Figure 2 : Un solide représenté de deux façons, selon une perspective spacelandienne et selon un point de vue flatlandien (Abbott, 2007, p. 64)
À l’issue de cette transmission, nous pouvons nous demander ce que devient ce savoir une fois acquis. Quel usage va en faire A. Square, et surtout, comment va-t-il grandir en lui et évoluer ? Ce qui va suivre l’acquisition définitive du savoir est, selon les propres mots d’A. Square, une véritable chute. Le personnage échoue en effet dans un premier temps à transmettre ses connaissances à son petit-fils hexagone qui en avait pourtant eu l’exacte intuition mathématique avant que la Sphère n’apparaisse dans le salon. Il rencontre les mêmes difficultés lors de son procès face au Haut Conseil, et finit sa vie dans une prison, à répéter perpétuellement la phrase « Upward, not Northward » pour se rappeler des explications de la Sphère. Cette affirmation perd peu à peu son sens scientifique et devient une véritable litanie dépourvue de toutes ses vertus incantatoires : le narrateur se cantonne à la répétition de mots privés de sens. Ce qui devient à présent un précepte asserte une fois encore l’idée que les mots seuls sont tout à fait incapables de transmettre la complexité de la pensée qu’ils désignent. « Vers le haut et non pas vers le Nord » devient peu à peu un vers poétique, un élan lyrique qui est savouré pour ses sons, et non plus un savoir mathématique. Flatland nous offre le récit savoureux de la transmission d’un savoir mathématique sur les mondes à plusieurs dimensions qui est un véritable échec pour le personnage principal. C’est loin d’être le cas pour les lecteurs de l’œuvre, qui sont eux-aussi à leur manière les disciples de la Sphère, et nous allons à présent voir comment.
2. La transmission du savoir au lecteur : passer par la fiction et le visuel
Dès la couverture, nous comprenons que nous sommes invités en tant que lecteur à suivre le même cheminement que le protagoniste principal de l’œuvre, c’est-à-dire, explorer les mondes à plusieurs dimensions.
Figure 3 : L'illustration de la couverture de Flatland (Abbott, 2007, p.3)

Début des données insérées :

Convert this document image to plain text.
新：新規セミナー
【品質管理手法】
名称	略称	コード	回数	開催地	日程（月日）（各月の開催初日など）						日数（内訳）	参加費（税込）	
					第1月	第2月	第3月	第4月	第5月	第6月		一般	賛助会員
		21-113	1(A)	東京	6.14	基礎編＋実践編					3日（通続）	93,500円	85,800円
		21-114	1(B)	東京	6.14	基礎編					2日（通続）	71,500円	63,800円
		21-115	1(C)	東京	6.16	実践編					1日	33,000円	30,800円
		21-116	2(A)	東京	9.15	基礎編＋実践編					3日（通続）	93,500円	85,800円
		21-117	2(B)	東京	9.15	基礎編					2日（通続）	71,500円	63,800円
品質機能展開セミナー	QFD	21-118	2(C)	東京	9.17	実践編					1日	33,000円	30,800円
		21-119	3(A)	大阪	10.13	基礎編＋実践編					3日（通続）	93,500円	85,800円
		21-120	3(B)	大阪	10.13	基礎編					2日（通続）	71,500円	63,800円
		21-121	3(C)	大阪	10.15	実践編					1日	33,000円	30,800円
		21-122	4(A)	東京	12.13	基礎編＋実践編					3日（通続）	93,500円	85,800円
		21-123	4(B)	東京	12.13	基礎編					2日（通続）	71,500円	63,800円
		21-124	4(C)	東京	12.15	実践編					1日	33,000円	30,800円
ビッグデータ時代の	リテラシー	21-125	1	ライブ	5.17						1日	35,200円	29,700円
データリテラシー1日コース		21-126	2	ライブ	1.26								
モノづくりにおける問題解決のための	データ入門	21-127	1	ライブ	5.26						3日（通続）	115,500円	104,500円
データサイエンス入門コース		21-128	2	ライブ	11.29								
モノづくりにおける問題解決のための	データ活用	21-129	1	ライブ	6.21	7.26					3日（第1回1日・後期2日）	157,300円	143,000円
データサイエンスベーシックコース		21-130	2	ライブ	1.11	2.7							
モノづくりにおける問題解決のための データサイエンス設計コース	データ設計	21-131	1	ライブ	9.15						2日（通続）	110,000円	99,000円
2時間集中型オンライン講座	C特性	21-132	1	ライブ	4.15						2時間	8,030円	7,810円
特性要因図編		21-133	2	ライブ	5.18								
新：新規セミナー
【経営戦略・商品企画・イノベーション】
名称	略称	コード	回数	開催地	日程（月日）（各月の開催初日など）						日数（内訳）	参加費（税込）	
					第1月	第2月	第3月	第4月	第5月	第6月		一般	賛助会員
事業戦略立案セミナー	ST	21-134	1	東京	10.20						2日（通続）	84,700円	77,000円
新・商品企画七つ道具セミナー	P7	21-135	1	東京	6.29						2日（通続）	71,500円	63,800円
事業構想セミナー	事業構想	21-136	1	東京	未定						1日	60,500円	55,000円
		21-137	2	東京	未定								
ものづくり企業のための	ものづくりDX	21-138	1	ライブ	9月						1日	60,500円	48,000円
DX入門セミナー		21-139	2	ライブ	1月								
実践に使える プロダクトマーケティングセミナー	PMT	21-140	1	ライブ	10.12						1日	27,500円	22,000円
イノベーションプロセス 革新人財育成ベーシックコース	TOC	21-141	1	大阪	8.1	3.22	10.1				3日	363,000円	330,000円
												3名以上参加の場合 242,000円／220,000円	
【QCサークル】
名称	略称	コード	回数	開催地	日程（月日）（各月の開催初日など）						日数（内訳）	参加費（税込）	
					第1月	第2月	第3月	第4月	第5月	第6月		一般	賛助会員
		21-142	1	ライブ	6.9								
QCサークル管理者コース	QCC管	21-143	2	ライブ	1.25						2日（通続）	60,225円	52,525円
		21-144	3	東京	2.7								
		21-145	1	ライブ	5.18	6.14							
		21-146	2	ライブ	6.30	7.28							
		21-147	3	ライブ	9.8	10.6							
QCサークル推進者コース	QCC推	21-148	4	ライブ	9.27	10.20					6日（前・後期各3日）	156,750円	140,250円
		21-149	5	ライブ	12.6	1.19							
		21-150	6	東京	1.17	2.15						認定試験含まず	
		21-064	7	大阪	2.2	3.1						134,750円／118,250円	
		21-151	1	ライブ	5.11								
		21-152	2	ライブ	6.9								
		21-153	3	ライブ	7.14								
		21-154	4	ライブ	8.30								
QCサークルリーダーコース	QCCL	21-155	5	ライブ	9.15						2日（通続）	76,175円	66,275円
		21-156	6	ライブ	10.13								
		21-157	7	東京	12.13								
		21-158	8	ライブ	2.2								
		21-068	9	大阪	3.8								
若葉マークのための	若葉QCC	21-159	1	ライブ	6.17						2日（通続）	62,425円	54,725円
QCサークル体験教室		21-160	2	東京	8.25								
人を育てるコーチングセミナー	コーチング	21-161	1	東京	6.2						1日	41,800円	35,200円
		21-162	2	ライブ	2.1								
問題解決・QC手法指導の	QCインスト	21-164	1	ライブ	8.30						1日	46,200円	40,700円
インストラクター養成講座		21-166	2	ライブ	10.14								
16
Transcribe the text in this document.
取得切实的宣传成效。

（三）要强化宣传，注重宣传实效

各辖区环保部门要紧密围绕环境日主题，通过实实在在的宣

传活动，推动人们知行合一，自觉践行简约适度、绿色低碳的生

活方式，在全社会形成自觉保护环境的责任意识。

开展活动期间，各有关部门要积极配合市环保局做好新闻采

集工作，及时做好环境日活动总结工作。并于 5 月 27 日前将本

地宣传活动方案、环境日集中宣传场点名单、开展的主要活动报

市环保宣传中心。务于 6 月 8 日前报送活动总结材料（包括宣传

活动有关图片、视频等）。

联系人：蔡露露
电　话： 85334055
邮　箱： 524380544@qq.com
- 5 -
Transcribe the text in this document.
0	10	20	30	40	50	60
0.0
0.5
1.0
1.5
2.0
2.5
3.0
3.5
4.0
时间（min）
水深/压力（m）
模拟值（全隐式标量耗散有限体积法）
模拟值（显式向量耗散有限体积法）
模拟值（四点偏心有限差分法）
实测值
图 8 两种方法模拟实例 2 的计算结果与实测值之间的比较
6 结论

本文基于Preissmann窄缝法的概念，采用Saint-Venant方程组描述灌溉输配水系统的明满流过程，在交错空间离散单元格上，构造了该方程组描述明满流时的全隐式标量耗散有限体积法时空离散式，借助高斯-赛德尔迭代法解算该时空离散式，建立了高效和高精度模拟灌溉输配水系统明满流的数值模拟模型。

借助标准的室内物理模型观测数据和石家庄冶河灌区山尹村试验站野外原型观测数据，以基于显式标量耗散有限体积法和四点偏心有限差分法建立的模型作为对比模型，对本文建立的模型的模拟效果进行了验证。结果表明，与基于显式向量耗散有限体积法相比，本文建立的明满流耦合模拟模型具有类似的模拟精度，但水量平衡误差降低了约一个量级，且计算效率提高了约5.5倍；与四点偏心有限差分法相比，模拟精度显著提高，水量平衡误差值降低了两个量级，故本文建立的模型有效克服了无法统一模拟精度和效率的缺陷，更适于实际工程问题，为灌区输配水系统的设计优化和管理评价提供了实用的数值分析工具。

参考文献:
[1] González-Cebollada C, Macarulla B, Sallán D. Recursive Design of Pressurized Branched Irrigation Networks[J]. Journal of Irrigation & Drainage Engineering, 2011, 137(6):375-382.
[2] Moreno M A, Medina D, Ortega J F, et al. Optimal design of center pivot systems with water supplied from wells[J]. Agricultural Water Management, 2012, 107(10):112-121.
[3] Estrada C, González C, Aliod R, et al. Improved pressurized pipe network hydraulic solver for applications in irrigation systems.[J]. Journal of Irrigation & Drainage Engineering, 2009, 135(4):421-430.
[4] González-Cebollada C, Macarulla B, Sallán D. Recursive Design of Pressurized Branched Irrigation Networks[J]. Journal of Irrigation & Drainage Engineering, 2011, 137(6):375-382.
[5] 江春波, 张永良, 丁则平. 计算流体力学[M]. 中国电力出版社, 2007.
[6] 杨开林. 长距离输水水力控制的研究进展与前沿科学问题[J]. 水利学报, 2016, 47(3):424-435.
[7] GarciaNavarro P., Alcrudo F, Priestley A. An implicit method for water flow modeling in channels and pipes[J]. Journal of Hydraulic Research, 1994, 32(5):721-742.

De la même manière qu’A. Square est familier des mondes à zéro, une et deux dimensions, nous sommes familiers de ce qui est désigné comme « Spaceland » et qui est en fait notre monde tel que nous l’expérimentons, un monde à trois dimensions. Sur l’illustration de la couverture, on voit apparaitre la quatrième, la cinquième, la sixième, la septième, la huitième, la neuvième et même la dixième dimension, cachées dans un gros nuage sur lequel est couché le titre de l’œuvre. L’œuvre elle-même, dont A. Square se fait passer pour l’auteur, est dédiée aux habitants de Spaceland, et leur souhaite dans son adresse : « So the Citizens of that Celestial Region May aspire yet higher and higher To the Secrets of FOUR FIVE or EVEN SIX Dimensions » (Abbott, 2007, p.4)4. Il y a donc une leçon, ou plutôt un raisonnement analogique, à tirer de ce récit : ce qu’expérimente A. Square dans son approche d’un monde à n+1 dimensions par rapport au sien, correspond à ce que nous pourrions expérimenter dans nos expériences de pensée visant à imaginer des mondes à n+1 dimensions par rapport au nôtre. Il y a donc un pari qui est fait à l’entrée de l’œuvre : celui que la fiction est capable de nous accompagner et de nous guider dans notre découverte d’un nouveau savoir. Allons même plus loin : elle est capable de baliser notre pensée par le biais du raisonnement analogique. Au seuil de la lecture de Flatland, ces différents éléments (la couverture, l’adresse) sont autant d’invitations à dégager une structure commune entre le monde de la fiction et notre monde, à essayer de faire correspondre un ensemble de relations qui se tissent dans l’un à celles qui se tissent dans l’autre.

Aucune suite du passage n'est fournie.